To evaluate pain, fatigue, and psychological functioning of childhood-onset systemic lupus erythematosus (SLE) patients and examine how these factors impact health-related quality of life (HRQOL). At a tertiary rheumatology clinic, 60 childhood-onset SLE patients completed the following: a visual analog scale (VAS) of pain intensity (0-10), the Pediatric Quality of Life (PedsQL) multidimensional fatigue scale, Pain Coping Questionnaire, Pain Catastrophizing Scale (PCS), Children's Depression Inventory I (CDI-I), the Screen for Child Anxiety Related Emotional Disorders (SCARED) questionnaire, and the PedsQL generic core (GC) scale and rheumatology module (RM). Sociodemographics and multiple disease activity indicators were recorded. Fatigue was present in 65% of the patients. Clinically relevant pain (pain-VAS >3), anxiety (SCARED ≥25), and depressive symptoms (CDI-I >12) were observed in 40%, 37%, and 30% of the patients, respectively; 22% had high catastrophizing (PCS ≥26). On average, the PedsQL-GC and -RM scores for childhood-onset SLE were lower than in healthy norms. Reduced PedsQL-GC and -RM scores were highly correlated with greater levels of fatigue, anxiety, and depressive symptoms (Pearson's r > 0.65), but had weak correlation with disease activity (Pearson's r < 0.25).

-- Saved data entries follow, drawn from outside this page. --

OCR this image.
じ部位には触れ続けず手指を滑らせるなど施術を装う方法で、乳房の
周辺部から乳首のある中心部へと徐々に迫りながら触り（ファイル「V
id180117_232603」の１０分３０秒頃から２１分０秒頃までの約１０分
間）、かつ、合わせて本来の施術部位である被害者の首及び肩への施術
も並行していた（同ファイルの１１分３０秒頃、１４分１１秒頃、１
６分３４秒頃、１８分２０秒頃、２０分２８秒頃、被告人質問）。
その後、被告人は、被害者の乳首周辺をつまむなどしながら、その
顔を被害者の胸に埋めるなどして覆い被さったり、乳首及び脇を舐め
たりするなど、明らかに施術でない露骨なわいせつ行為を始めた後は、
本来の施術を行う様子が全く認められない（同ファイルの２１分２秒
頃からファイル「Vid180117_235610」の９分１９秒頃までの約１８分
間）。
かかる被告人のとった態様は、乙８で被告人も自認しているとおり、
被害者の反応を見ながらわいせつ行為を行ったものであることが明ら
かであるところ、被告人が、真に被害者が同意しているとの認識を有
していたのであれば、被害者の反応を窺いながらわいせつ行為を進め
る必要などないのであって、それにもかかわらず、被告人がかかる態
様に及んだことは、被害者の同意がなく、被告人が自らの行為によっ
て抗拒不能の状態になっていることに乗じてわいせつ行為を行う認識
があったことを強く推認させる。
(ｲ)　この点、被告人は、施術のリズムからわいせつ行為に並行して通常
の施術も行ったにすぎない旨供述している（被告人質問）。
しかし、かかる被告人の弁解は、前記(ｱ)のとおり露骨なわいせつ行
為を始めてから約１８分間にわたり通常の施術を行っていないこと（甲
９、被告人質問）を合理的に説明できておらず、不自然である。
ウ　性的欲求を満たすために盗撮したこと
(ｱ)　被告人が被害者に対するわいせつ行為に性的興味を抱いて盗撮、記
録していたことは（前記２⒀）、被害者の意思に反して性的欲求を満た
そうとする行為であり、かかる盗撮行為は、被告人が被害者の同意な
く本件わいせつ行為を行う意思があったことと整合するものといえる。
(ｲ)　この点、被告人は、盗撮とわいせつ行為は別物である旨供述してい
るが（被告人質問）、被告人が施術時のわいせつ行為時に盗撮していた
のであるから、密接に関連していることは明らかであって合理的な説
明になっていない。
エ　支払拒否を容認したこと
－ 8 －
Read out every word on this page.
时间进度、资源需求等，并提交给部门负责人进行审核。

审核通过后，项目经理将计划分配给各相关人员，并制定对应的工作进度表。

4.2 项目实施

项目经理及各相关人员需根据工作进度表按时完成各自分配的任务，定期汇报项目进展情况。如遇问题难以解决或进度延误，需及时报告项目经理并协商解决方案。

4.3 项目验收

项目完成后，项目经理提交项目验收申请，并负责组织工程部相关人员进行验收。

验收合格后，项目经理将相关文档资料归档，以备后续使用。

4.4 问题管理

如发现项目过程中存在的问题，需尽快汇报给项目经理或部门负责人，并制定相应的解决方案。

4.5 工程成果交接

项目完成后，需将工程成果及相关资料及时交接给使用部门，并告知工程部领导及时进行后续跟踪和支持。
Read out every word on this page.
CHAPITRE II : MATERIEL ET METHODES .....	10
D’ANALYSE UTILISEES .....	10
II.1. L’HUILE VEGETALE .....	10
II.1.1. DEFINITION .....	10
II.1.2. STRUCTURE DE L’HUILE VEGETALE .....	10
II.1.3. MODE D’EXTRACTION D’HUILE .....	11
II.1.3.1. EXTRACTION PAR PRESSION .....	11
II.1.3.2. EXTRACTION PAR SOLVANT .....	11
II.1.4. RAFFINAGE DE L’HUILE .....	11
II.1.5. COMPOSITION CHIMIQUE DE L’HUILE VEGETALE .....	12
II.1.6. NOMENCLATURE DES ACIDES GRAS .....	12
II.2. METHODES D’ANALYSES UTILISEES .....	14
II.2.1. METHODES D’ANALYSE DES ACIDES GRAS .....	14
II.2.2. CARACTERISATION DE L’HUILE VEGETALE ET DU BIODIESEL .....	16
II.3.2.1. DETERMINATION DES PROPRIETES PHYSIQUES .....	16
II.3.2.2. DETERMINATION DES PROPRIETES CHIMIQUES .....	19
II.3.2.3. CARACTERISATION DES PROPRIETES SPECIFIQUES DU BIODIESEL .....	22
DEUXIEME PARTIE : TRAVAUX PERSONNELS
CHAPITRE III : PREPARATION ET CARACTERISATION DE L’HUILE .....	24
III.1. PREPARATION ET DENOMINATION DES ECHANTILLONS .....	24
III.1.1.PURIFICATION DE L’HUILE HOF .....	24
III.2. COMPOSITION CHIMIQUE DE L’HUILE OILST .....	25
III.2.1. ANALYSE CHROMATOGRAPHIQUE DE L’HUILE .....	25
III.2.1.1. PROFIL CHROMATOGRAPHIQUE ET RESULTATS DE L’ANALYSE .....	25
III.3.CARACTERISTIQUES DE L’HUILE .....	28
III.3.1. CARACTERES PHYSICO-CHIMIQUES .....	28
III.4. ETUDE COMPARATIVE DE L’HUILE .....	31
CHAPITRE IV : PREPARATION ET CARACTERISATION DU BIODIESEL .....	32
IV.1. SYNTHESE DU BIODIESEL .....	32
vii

Regression analysis demonstrated HRQOL was most impacted by fatigue, pain, and anxiety when evaluating all factors concurrently (P < 0.001). Childhood-onset SLE is associated with decreased HRQOL, and psychological aspects of health contribute substantially to low HRQOL, whereas measures of childhood-onset SLE activity seem less relevant. Fatigue, pain, mood, and anxiety symptoms are present in a large subgroup of patients and need medical attention to achieve optimal health outcomes.